PKS Onine : Tarbiyah adalah proses pembelajaran seumur hidup yang dapat mencetak pribadi-pribadi yang memiliki akhlak Robbani. Dalam menjalani proses tarbiyah diperlukan kualitas murobbi (pendidik) yang memiliki kapasitas keilmuan maupun kapasitas ruhani yang tinggi, agar dapat membawa komunitas tarbiyah mencapai tujuan yang telah ditentukan.

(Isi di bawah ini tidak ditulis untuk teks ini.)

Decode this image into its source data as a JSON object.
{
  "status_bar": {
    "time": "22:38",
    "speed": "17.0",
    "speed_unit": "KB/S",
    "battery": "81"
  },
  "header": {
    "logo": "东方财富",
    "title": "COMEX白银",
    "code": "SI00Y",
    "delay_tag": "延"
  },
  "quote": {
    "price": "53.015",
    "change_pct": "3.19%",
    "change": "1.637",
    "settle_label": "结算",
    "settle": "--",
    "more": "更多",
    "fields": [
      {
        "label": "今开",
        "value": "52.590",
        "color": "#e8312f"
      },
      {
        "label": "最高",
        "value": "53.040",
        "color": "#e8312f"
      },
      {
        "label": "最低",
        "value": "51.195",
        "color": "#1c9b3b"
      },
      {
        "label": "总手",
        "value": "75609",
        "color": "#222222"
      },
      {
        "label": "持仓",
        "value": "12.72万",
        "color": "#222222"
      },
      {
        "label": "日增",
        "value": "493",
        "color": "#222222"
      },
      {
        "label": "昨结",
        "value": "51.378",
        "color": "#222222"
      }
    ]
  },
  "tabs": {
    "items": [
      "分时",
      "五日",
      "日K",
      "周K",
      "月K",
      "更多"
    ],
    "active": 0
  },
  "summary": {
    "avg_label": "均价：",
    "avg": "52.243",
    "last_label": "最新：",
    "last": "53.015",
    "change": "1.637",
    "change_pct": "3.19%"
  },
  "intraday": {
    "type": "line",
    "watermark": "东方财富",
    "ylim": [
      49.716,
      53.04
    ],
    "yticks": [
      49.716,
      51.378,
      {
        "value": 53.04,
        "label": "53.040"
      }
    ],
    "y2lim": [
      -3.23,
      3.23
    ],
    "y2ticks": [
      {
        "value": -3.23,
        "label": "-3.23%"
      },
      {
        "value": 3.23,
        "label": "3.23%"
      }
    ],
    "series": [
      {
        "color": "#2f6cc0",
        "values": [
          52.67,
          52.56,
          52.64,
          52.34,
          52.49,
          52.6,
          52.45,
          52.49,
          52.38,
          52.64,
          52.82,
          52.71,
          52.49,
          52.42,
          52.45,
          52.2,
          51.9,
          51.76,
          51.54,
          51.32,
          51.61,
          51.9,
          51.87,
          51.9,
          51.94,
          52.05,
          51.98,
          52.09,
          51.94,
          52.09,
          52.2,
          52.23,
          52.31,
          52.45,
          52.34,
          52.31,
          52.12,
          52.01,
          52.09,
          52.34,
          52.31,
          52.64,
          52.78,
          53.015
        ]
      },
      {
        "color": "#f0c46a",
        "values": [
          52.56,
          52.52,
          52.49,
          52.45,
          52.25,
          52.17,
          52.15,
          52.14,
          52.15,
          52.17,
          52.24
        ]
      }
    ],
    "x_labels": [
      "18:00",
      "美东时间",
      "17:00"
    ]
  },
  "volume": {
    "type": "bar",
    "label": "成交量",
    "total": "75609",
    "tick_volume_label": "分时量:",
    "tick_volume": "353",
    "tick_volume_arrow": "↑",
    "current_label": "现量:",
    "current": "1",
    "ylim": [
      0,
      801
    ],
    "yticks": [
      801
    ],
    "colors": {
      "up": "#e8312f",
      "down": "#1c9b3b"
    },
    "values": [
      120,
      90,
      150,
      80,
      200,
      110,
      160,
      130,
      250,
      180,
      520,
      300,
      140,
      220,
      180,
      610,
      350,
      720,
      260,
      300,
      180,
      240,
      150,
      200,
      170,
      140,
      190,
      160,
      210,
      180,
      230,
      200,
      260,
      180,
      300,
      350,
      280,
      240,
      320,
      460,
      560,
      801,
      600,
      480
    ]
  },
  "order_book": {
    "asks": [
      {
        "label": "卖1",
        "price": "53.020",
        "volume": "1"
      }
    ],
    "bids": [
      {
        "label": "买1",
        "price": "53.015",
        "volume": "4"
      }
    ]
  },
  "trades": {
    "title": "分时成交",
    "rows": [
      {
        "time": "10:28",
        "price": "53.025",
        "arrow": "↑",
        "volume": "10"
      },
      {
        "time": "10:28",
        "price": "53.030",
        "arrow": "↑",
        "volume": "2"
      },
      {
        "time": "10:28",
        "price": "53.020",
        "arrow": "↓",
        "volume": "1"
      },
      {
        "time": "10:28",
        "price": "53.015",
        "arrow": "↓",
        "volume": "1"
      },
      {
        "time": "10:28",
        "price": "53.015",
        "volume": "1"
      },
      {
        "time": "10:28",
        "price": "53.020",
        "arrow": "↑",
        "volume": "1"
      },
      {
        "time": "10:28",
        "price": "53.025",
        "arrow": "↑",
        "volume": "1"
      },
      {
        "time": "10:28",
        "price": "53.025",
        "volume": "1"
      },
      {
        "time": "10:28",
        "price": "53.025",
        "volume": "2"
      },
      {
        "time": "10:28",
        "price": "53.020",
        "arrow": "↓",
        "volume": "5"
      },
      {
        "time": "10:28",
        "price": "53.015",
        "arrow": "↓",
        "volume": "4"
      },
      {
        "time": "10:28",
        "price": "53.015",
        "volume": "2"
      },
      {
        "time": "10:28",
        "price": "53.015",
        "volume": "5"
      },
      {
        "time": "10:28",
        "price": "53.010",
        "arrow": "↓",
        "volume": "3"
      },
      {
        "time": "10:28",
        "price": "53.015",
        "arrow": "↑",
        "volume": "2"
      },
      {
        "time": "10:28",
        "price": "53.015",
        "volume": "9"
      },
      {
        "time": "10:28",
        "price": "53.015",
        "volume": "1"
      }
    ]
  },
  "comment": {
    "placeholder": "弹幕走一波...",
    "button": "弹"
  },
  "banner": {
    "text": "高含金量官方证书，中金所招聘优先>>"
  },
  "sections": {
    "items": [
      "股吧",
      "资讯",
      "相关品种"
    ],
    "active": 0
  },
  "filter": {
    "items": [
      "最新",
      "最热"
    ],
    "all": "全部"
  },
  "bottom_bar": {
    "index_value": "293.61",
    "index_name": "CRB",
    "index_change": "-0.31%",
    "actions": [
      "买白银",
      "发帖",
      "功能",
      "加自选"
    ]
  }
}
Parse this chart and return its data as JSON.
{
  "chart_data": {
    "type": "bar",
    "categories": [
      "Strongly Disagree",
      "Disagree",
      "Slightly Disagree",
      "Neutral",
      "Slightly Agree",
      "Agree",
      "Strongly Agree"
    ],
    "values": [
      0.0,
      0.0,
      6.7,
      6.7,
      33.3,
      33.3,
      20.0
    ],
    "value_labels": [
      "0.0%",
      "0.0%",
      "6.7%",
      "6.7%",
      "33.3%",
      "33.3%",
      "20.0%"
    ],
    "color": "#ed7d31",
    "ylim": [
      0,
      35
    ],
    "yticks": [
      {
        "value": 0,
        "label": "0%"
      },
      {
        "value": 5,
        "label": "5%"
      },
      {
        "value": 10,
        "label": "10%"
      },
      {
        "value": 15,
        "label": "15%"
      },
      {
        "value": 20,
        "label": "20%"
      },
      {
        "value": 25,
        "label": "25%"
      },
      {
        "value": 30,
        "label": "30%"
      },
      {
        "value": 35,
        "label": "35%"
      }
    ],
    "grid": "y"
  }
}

Diantara para murobbi yang berhasil mencetak para kader dakwah yang memiliki prilaku surgawi dan militansi yang tinggi, adalah Ahzami Samiun Jazuli, yang kini menggenggam amanah sebagai Wakil Ketua Dewan Syariah DPP PKS.
Tahun 1984 adalah tahun Ahzami mulai bersentuhan dengan dunia tarbiyah. Saat itu ia sedang menjalani program sarjana pada bidang Tafsir di salah satu Universitas di Riyadh Saudi Arabia. Di sanalah Ahzami dipertemukan Allah SWT oleh para ikhwah, baik yang berasal dari Timur Tengah, maupun yang berasal dari Indonesia
Bagi Ahzami tahun awal dirinya bergumul dengan aktifitas tarbiyah, merupakan tahun keemasan bagi para aktifis dakwah di Saudi Arabia. Pada waktu itu, dinamika dakwah sangatlah kondusif, karena dukungan yang besar dari berbagai pihak, baik dari para ulama setempat maupun aparat pemerintah. Hampir tidak ditemui tantangan yang berarti dalam menjalani roda dakwah, tidak ada prilaku represif dari aparat pemerintah seperti yang kerap singgah pada diri aktifis dakwah.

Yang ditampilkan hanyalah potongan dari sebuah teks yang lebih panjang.